Alejandro Magno jamás dio una orden sin estar dispuesto a ejecutarla él mismo.
El Leño Pinto Digital
CÁPSULA NAVAL
Por Homero Luis Lajara Solá
En la vida militar se aprende que una orden que no puede cumplirse ni supervisarse, simplemente no debe emitirse.
Desde lo más elemental —como un letrero de “No estacione”— hasta las maniobras más complejas de combate, toda instrucción debe tener sustento, claridad y fuerza de ejecución.
Cada vez que una señal es ignorada, cada vez que un espacio reservado para la disciplina —como una parada de autobús o una vía de emergencia— se convierte en tierra de nadie, se remonta la fragilidad del insustituible principio de autoridad.

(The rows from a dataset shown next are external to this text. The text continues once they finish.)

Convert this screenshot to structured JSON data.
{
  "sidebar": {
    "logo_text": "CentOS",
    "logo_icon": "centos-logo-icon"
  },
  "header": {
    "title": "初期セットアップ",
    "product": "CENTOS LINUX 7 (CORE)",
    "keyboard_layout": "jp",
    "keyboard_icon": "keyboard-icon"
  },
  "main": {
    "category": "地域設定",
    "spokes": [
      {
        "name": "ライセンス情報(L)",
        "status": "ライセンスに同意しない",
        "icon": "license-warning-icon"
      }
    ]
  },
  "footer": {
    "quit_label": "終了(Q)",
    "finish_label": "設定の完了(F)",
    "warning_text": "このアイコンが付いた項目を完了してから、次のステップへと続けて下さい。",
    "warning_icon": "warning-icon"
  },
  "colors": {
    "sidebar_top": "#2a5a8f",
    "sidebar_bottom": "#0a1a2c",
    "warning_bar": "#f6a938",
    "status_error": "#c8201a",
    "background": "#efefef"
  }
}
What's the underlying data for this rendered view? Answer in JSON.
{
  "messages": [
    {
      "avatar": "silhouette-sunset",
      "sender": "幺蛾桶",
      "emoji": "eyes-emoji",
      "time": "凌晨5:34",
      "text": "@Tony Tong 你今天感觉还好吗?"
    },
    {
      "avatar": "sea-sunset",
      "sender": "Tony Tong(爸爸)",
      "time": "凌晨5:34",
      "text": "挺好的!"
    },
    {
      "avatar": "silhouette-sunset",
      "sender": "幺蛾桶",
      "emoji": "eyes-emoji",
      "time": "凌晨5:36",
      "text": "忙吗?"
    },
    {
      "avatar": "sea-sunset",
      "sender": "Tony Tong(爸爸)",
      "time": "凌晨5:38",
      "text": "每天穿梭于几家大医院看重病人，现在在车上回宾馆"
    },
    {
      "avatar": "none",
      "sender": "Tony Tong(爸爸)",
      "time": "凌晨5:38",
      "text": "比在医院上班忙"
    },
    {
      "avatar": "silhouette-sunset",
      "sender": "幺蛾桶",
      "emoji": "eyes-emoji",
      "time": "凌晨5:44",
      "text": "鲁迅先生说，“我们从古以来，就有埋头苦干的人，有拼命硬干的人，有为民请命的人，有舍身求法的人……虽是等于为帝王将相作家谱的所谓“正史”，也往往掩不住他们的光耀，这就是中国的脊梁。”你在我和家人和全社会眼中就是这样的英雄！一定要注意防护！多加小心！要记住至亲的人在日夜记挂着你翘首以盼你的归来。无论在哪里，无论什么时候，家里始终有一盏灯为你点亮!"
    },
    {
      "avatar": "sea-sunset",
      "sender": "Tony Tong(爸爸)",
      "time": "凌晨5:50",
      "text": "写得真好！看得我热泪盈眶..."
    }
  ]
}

Alejandro Magno jamás dio una orden sin estar dispuesto a ejecutarla él mismo.
Cuando sus soldados dudaban, desmontaba del caballo y avanzaba a pie al frente de sus falanges.
Sabía que sin autoridad respetada y ejemplar, el ejército más formidable podía volverse una muchedumbre errante.
Y cuando esa autoridad se cuestiona a la luz del día y no hay reacción desde el puente de mando, el efecto es demoledor: nace la duda, se resiente la obediencia y la moral de la tripulación comienza a escorar peligrosamente.
En tiempos de tempestades, el liderazgo no puede vacilar.
Porque sin respeto a la orden, sin coherencia en el mando, ninguna embarcación —por blindada que esté— podrá mantenerse a flote.